A catalogue of sinkholes spotted by Rosetta on comet 67P/Churyumov-Gerasimenko.
Image via: forbes.com

“We see jets arising from the fractured areas of the walls inside the pits. These fractures mean that volatiles trapped under the surface can be warmed more easily and subsequently escape into space,” says Jean-Baptiste Vincent from the Max Planck Institute for Solar System Research, lead author of the study.

Similar to the ones on Earth, these sinkholes form when a cavity opens up under the surface. As it widens and deepens, the loss of material makes the ceiling too thin to support its own weight, and collapses. After the collapse, the volatile materials can evaporate or be eroded more easily, and the sinkhole enlarges over time.

“Although we think the collapse that produces a pit is sudden, the cavity in the porous subsurface could have growing over much longer timescales,” says co-author Sebastien Besse, of ESA’s ESTEC technical centre in the Netherlands.

So, what caused these cavities to form in the first place? The team has three theories that they are pursuing.

The first one is that they are artifacts of the comet’s weak gravitational field. When it formed, material accreted by means of low-velocity impacts, leaving behind void areas due to the imperfect fit between primordial building blocks. Over time, seismic events or space impacts cause the surface to weaken enough to cause it to collapse.

Another possibility is that the pits are full of volatile ices like carbon dioxide and carbon monoxide, sitting just beneath a layer of dust. These ices could be melted by the warmth of the Sun as the comet draws closer in its orbit every year.

Or it could be that the ice manages to melt itself away by transforming from amorphous ice made up of irregularly packed molecules to crystallised ice, a process that would release heat which could be sufficient to cause evaporation.

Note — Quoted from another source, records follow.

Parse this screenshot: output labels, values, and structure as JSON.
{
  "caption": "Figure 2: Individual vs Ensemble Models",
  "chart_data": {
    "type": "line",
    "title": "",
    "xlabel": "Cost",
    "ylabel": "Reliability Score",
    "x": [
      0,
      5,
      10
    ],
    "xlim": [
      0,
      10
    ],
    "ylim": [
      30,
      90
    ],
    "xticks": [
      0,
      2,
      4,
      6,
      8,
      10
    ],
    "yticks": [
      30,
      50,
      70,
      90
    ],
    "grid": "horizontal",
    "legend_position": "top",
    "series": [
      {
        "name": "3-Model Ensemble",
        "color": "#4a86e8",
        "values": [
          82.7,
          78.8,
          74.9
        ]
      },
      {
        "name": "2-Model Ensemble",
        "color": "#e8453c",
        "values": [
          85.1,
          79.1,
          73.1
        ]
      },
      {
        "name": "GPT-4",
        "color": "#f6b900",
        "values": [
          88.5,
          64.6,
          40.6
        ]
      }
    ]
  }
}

Close-up photo of sinkholes on 67P.
Image via: esa.int

“Regardless of the processes creating the cavities, these features show us that there are large structural and/or compositional differences within the first few hundred metres of the comet’s surface and the cavities are revealing relatively unprocessed materials that might not otherwise be visible,” says Besse.

Researchers analyzing the interior structure of the sinkholes found that their interiors differ quite significantly, with some showing fractured material and terraces, others showing horizontal layers and vertical striations and others also showing globular structures nicknamed “goosebumps”.

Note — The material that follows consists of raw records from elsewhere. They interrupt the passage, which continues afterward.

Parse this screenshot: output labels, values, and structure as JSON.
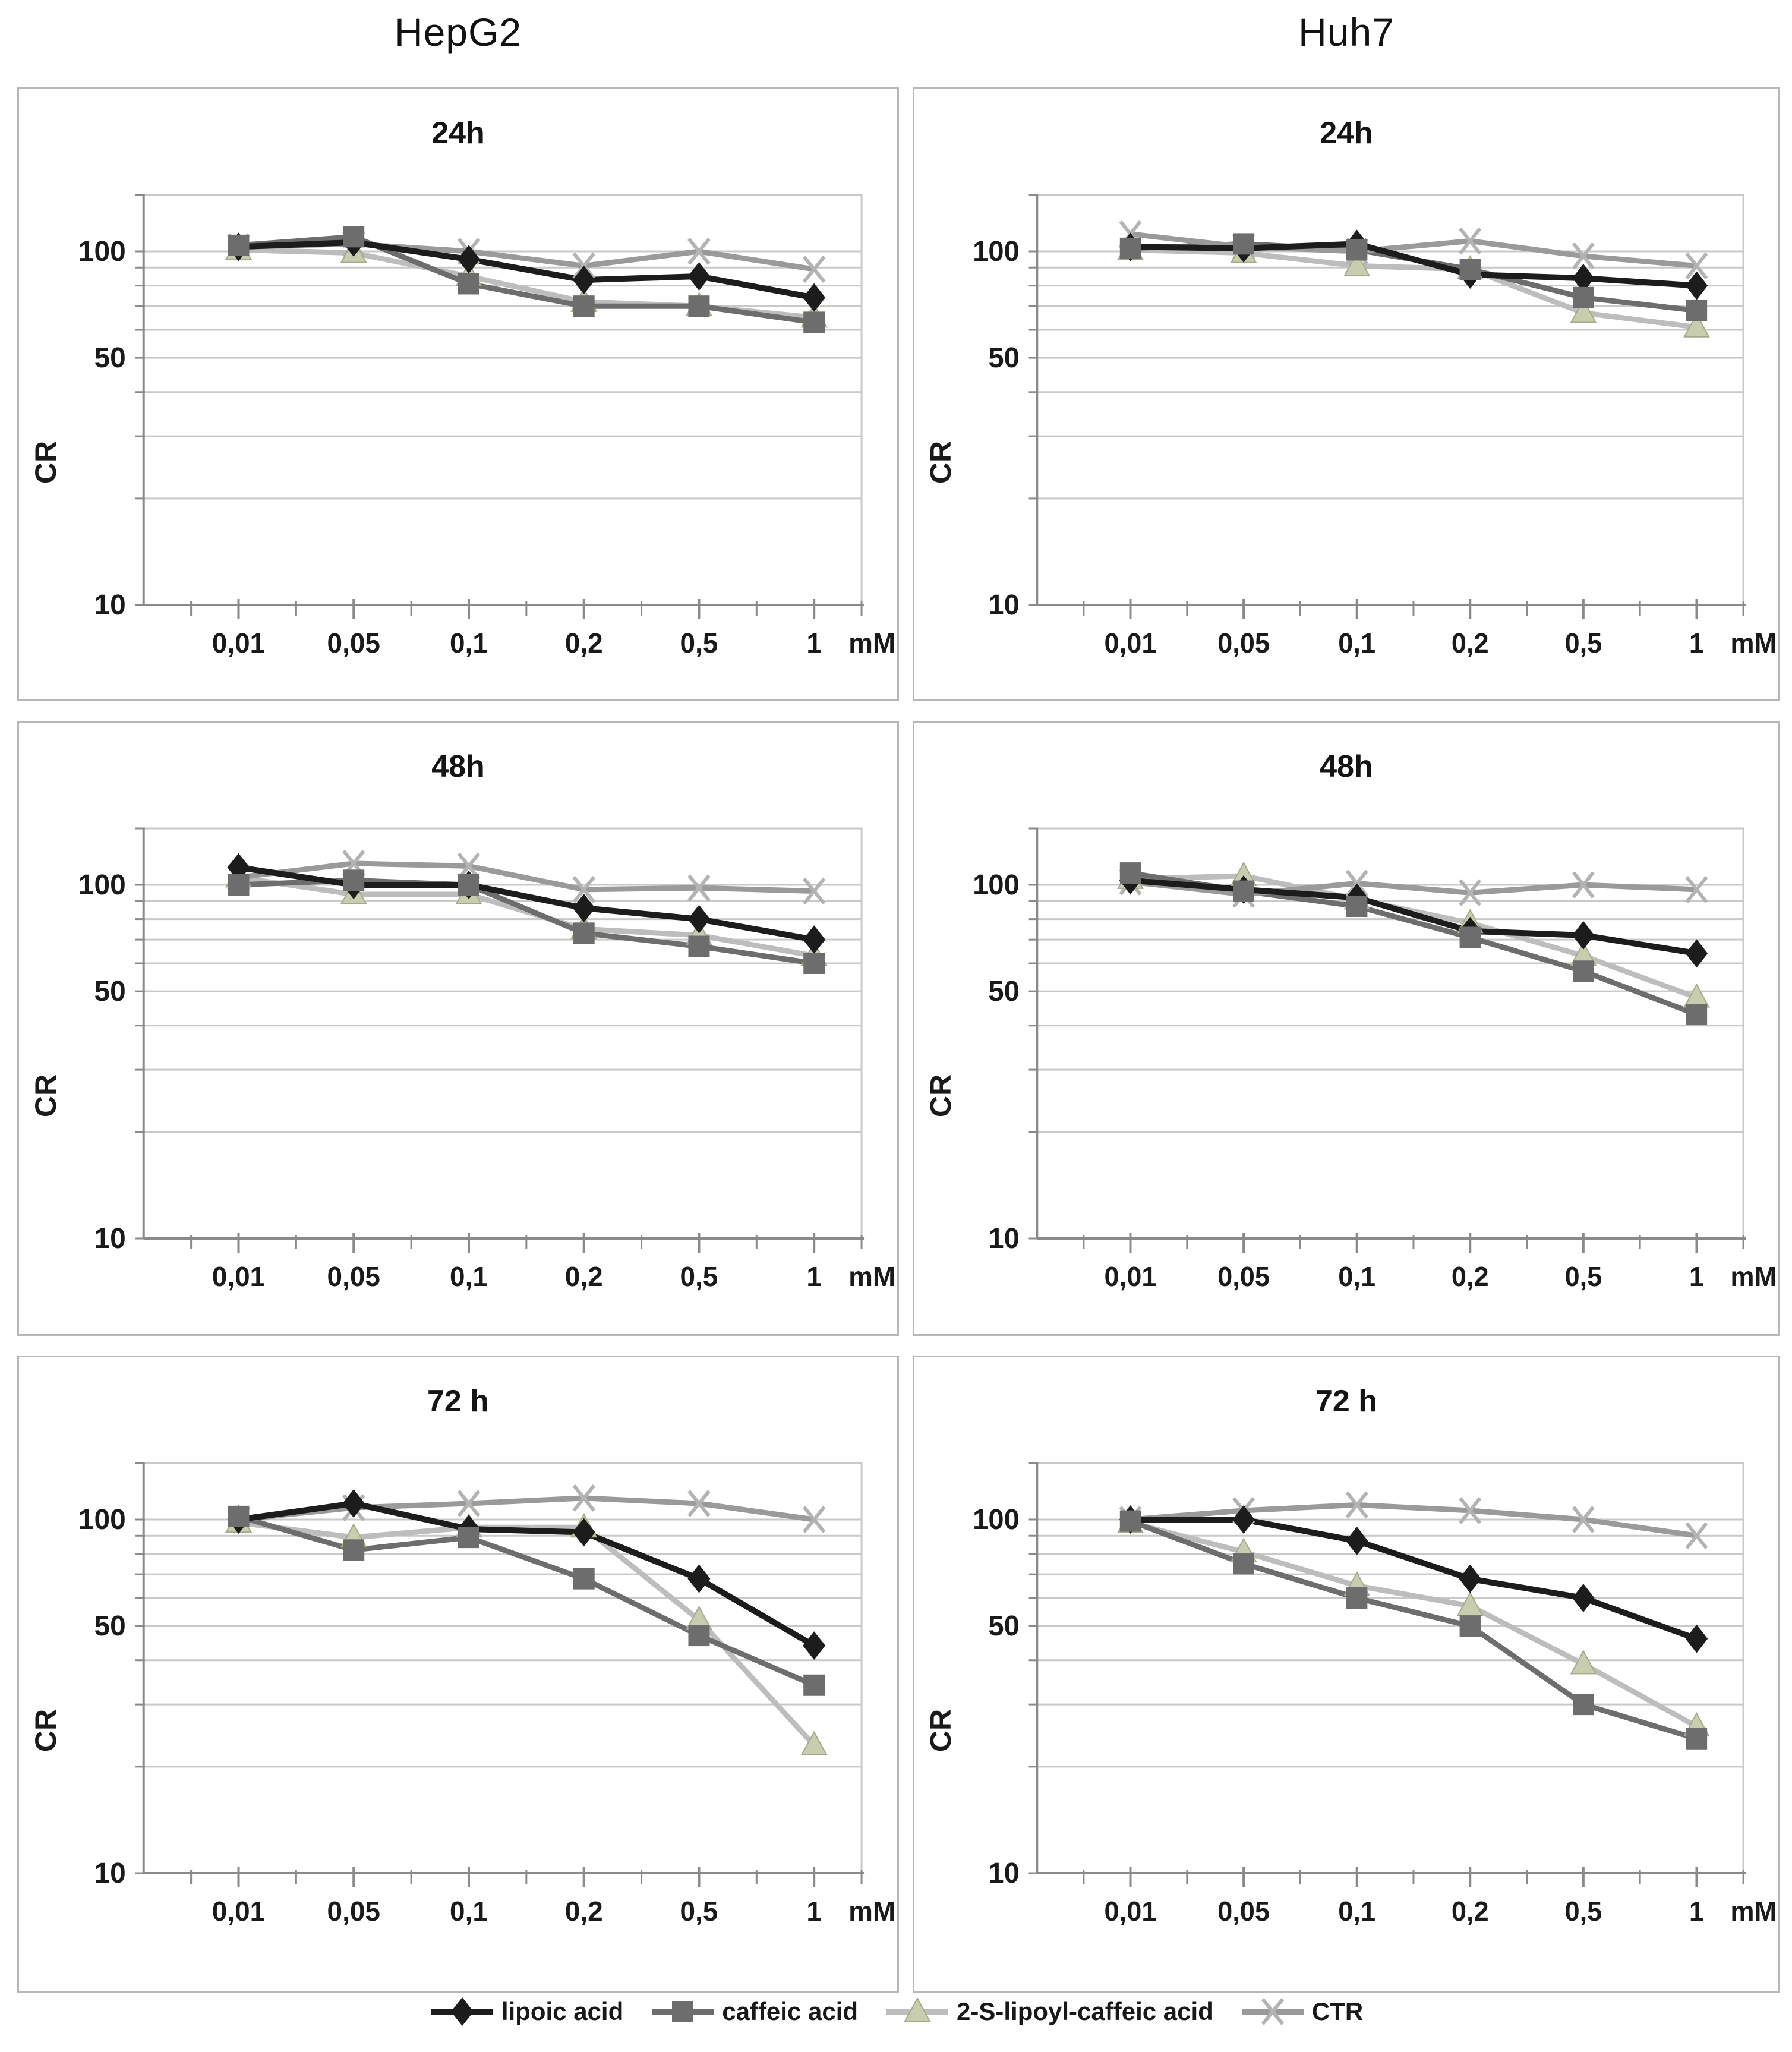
{
  "page": {
    "col_titles": [
      "HepG2",
      "Huh7"
    ],
    "legend": [
      {
        "label": "lipoic acid",
        "marker": "diamond",
        "line_color": "#1c1c1c",
        "marker_color": "#1c1c1c",
        "marker_stroke": "#1c1c1c"
      },
      {
        "label": "caffeic acid",
        "marker": "square",
        "line_color": "#6d6d6d",
        "marker_color": "#6d6d6d",
        "marker_stroke": "#5f5f5f"
      },
      {
        "label": "2-S-lipoyl-caffeic acid",
        "marker": "triangle",
        "line_color": "#bdbdbd",
        "marker_color": "#c9cdb0",
        "marker_stroke": "#a4aa87"
      },
      {
        "label": "CTR",
        "marker": "x",
        "line_color": "#9a9a9a",
        "marker_color": "#b3b3b3",
        "marker_stroke": "#b3b3b3"
      }
    ],
    "colors": {
      "axis": "#8a8a8a",
      "grid": "#c9c9c9",
      "panel_border": "#b7b7b7",
      "text": "#1a1a1a"
    }
  },
  "chart_data": [
    {
      "type": "line",
      "cell_line": "HepG2",
      "title": "24h",
      "ylabel": "CR",
      "x_unit": "mM",
      "y_scale": "log",
      "ylim": [
        10,
        145
      ],
      "grid": true,
      "legend_position": "bottom-shared",
      "x_values_mM": [
        0.01,
        0.05,
        0.1,
        0.2,
        0.5,
        1
      ],
      "x_tick_labels": [
        "0,01",
        "0,05",
        "0,1",
        "0,2",
        "0,5",
        "1"
      ],
      "y_ticks": [
        {
          "v": 100,
          "label": "100"
        },
        {
          "v": 50,
          "label": "50"
        },
        {
          "v": 10,
          "label": "10"
        }
      ],
      "gridline_values": [
        20,
        30,
        40,
        50,
        60,
        70,
        80,
        90,
        100
      ],
      "series": [
        {
          "name": "lipoic acid",
          "values": [
            103,
            106,
            95,
            83,
            85,
            74
          ]
        },
        {
          "name": "caffeic acid",
          "values": [
            104,
            110,
            81,
            70,
            70,
            63
          ]
        },
        {
          "name": "2-S-lipoyl-caffeic acid",
          "values": [
            101,
            99,
            85,
            72,
            70,
            65
          ]
        },
        {
          "name": "CTR",
          "values": [
            103,
            105,
            100,
            91,
            100,
            89
          ]
        }
      ]
    },
    {
      "type": "line",
      "cell_line": "Huh7",
      "title": "24h",
      "ylabel": "CR",
      "x_unit": "mM",
      "y_scale": "log",
      "ylim": [
        10,
        145
      ],
      "grid": true,
      "legend_position": "bottom-shared",
      "x_values_mM": [
        0.01,
        0.05,
        0.1,
        0.2,
        0.5,
        1
      ],
      "x_tick_labels": [
        "0,01",
        "0,05",
        "0,1",
        "0,2",
        "0,5",
        "1"
      ],
      "y_ticks": [
        {
          "v": 100,
          "label": "100"
        },
        {
          "v": 50,
          "label": "50"
        },
        {
          "v": 10,
          "label": "10"
        }
      ],
      "gridline_values": [
        20,
        30,
        40,
        50,
        60,
        70,
        80,
        90,
        100
      ],
      "series": [
        {
          "name": "lipoic acid",
          "values": [
            103,
            102,
            105,
            86,
            84,
            80
          ]
        },
        {
          "name": "caffeic acid",
          "values": [
            102,
            105,
            101,
            89,
            74,
            68
          ]
        },
        {
          "name": "2-S-lipoyl-caffeic acid",
          "values": [
            101,
            99,
            91,
            89,
            67,
            61
          ]
        },
        {
          "name": "CTR",
          "values": [
            112,
            103,
            100,
            107,
            97,
            91
          ]
        }
      ]
    },
    {
      "type": "line",
      "cell_line": "HepG2",
      "title": "48h",
      "ylabel": "CR",
      "x_unit": "mM",
      "y_scale": "log",
      "ylim": [
        10,
        145
      ],
      "grid": true,
      "legend_position": "bottom-shared",
      "x_values_mM": [
        0.01,
        0.05,
        0.1,
        0.2,
        0.5,
        1
      ],
      "x_tick_labels": [
        "0,01",
        "0,05",
        "0,1",
        "0,2",
        "0,5",
        "1"
      ],
      "y_ticks": [
        {
          "v": 100,
          "label": "100"
        },
        {
          "v": 50,
          "label": "50"
        },
        {
          "v": 10,
          "label": "10"
        }
      ],
      "gridline_values": [
        20,
        30,
        40,
        50,
        60,
        70,
        80,
        90,
        100
      ],
      "series": [
        {
          "name": "lipoic acid",
          "values": [
            112,
            100,
            100,
            86,
            80,
            70
          ]
        },
        {
          "name": "caffeic acid",
          "values": [
            100,
            103,
            100,
            73,
            67,
            60
          ]
        },
        {
          "name": "2-S-lipoyl-caffeic acid",
          "values": [
            105,
            94,
            94,
            75,
            72,
            63
          ]
        },
        {
          "name": "CTR",
          "values": [
            105,
            115,
            113,
            97,
            98,
            96
          ]
        }
      ]
    },
    {
      "type": "line",
      "cell_line": "Huh7",
      "title": "48h",
      "ylabel": "CR",
      "x_unit": "mM",
      "y_scale": "log",
      "ylim": [
        10,
        145
      ],
      "grid": true,
      "legend_position": "bottom-shared",
      "x_values_mM": [
        0.01,
        0.05,
        0.1,
        0.2,
        0.5,
        1
      ],
      "x_tick_labels": [
        "0,01",
        "0,05",
        "0,1",
        "0,2",
        "0,5",
        "1"
      ],
      "y_ticks": [
        {
          "v": 100,
          "label": "100"
        },
        {
          "v": 50,
          "label": "50"
        },
        {
          "v": 10,
          "label": "10"
        }
      ],
      "gridline_values": [
        20,
        30,
        40,
        50,
        60,
        70,
        80,
        90,
        100
      ],
      "series": [
        {
          "name": "lipoic acid",
          "values": [
            103,
            97,
            92,
            74,
            72,
            64
          ]
        },
        {
          "name": "caffeic acid",
          "values": [
            108,
            96,
            87,
            71,
            57,
            43
          ]
        },
        {
          "name": "2-S-lipoyl-caffeic acid",
          "values": [
            104,
            106,
            91,
            78,
            63,
            48
          ]
        },
        {
          "name": "CTR",
          "values": [
            102,
            94,
            101,
            95,
            100,
            97
          ]
        }
      ]
    },
    {
      "type": "line",
      "cell_line": "HepG2",
      "title": "72 h",
      "ylabel": "CR",
      "x_unit": "mM",
      "y_scale": "log",
      "ylim": [
        10,
        145
      ],
      "grid": true,
      "legend_position": "bottom-shared",
      "x_values_mM": [
        0.01,
        0.05,
        0.1,
        0.2,
        0.5,
        1
      ],
      "x_tick_labels": [
        "0,01",
        "0,05",
        "0,1",
        "0,2",
        "0,5",
        "1"
      ],
      "y_ticks": [
        {
          "v": 100,
          "label": "100"
        },
        {
          "v": 50,
          "label": "50"
        },
        {
          "v": 10,
          "label": "10"
        }
      ],
      "gridline_values": [
        20,
        30,
        40,
        50,
        60,
        70,
        80,
        90,
        100
      ],
      "series": [
        {
          "name": "lipoic acid",
          "values": [
            100,
            111,
            94,
            92,
            68,
            44
          ]
        },
        {
          "name": "caffeic acid",
          "values": [
            102,
            82,
            89,
            68,
            47,
            34
          ]
        },
        {
          "name": "2-S-lipoyl-caffeic acid",
          "values": [
            98,
            89,
            95,
            95,
            52,
            23
          ]
        },
        {
          "name": "CTR",
          "values": [
            100,
            108,
            111,
            115,
            111,
            100
          ]
        }
      ]
    },
    {
      "type": "line",
      "cell_line": "Huh7",
      "title": "72 h",
      "ylabel": "CR",
      "x_unit": "mM",
      "y_scale": "log",
      "ylim": [
        10,
        145
      ],
      "grid": true,
      "legend_position": "bottom-shared",
      "x_values_mM": [
        0.01,
        0.05,
        0.1,
        0.2,
        0.5,
        1
      ],
      "x_tick_labels": [
        "0,01",
        "0,05",
        "0,1",
        "0,2",
        "0,5",
        "1"
      ],
      "y_ticks": [
        {
          "v": 100,
          "label": "100"
        },
        {
          "v": 50,
          "label": "50"
        },
        {
          "v": 10,
          "label": "10"
        }
      ],
      "gridline_values": [
        20,
        30,
        40,
        50,
        60,
        70,
        80,
        90,
        100
      ],
      "series": [
        {
          "name": "lipoic acid",
          "values": [
            100,
            100,
            87,
            68,
            60,
            46
          ]
        },
        {
          "name": "caffeic acid",
          "values": [
            99,
            75,
            60,
            50,
            30,
            24
          ]
        },
        {
          "name": "2-S-lipoyl-caffeic acid",
          "values": [
            98,
            81,
            65,
            57,
            39,
            26
          ]
        },
        {
          "name": "CTR",
          "values": [
            100,
            106,
            110,
            106,
            100,
            90
          ]
        }
      ]
    }
  ]
}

“We think that we might be able to use the pits to characterise the relative ages of the comet’s surface: the more pits there are in a region, the younger and less processed the surface there is,” explains Vincent. “This is confirmed by recent observations of the southern hemisphere: this is more highly processed because it receives significantly more energy than the northern hemisphere, and does not seem to display similar pit structures.”

Active pits on Churyumov-Gerasimenko.

Rosetta scientists are hopeful that the spacecraft might yet get to see the formation of a sinkhole in action. The probe did see one outburst during its approach to the comet back in April 2014, which generated between 1,000kg and 100,000kg of material. But although a pit collapse could have been responsible for this, it was much smaller than the researchers expect.

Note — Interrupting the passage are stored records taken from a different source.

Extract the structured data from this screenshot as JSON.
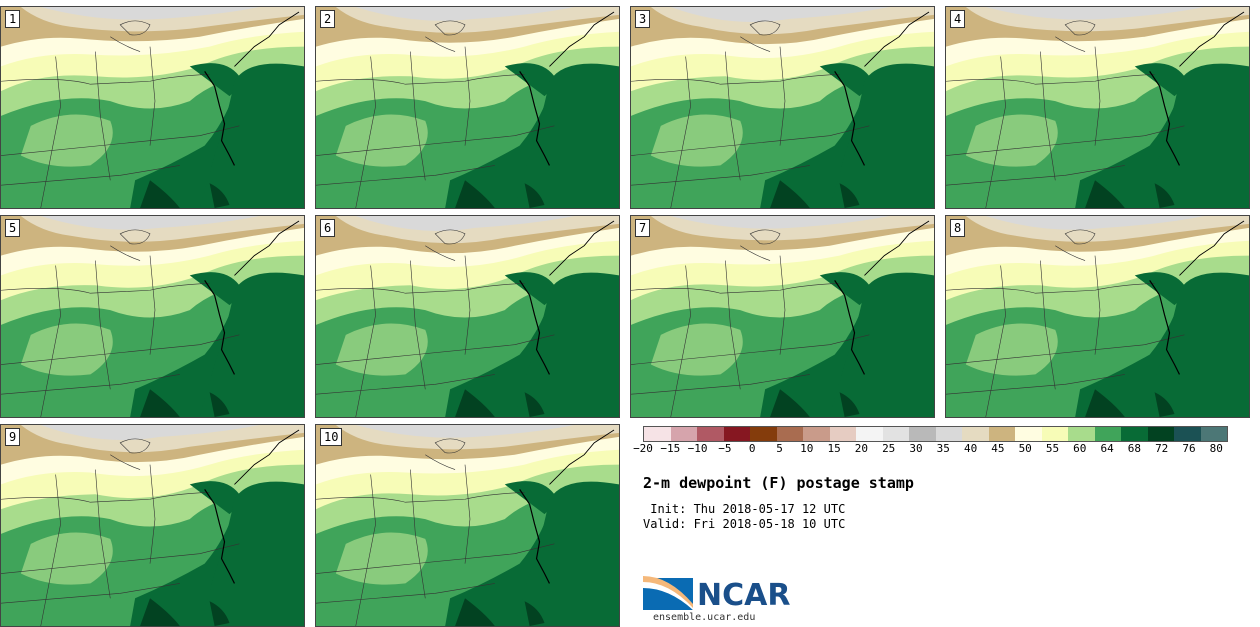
{
  "panels": [
    "1",
    "2",
    "3",
    "4",
    "5",
    "6",
    "7",
    "8",
    "9",
    "10"
  ],
  "colorbar": {
    "colors": [
      "#f6e3e6",
      "#d6a4ac",
      "#b05964",
      "#861721",
      "#843c0c",
      "#a96c50",
      "#c99b8a",
      "#e6ccc2",
      "#f4f4f4",
      "#e2e2e2",
      "#b9b9b9",
      "#d9d9d9",
      "#e5dbc1",
      "#cdb47f",
      "#fffde1",
      "#f7fcb7",
      "#a8dc8c",
      "#40a45a",
      "#086b36",
      "#024221",
      "#1b5154",
      "#4c7776"
    ],
    "ticks": [
      "−20",
      "−15",
      "−10",
      "−5",
      "0",
      "5",
      "10",
      "15",
      "20",
      "25",
      "30",
      "35",
      "40",
      "45",
      "50",
      "55",
      "60",
      "64",
      "68",
      "72",
      "76",
      "80"
    ]
  },
  "title": "2-m dewpoint (F) postage stamp",
  "init": " Init: Thu 2018-05-17 12 UTC",
  "valid": "Valid: Fri 2018-05-18 10 UTC",
  "logo": {
    "text": "NCAR",
    "url": "ensemble.ucar.edu"
  }
}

With the collapse of a typical large pit of 140m wide and 140m deep, the team would expect to see the release of around a billion kilograms of material.

“Being able to observe changes in the comet, in particular linking activity to features on the surface, is a key capability of Rosetta and will help us to understand how the comet’s interior and surface have evolved since its formation. And with the extension of the mission until September 2016, we can do the best job possible at unravelling how comets work” says Matt Taylor.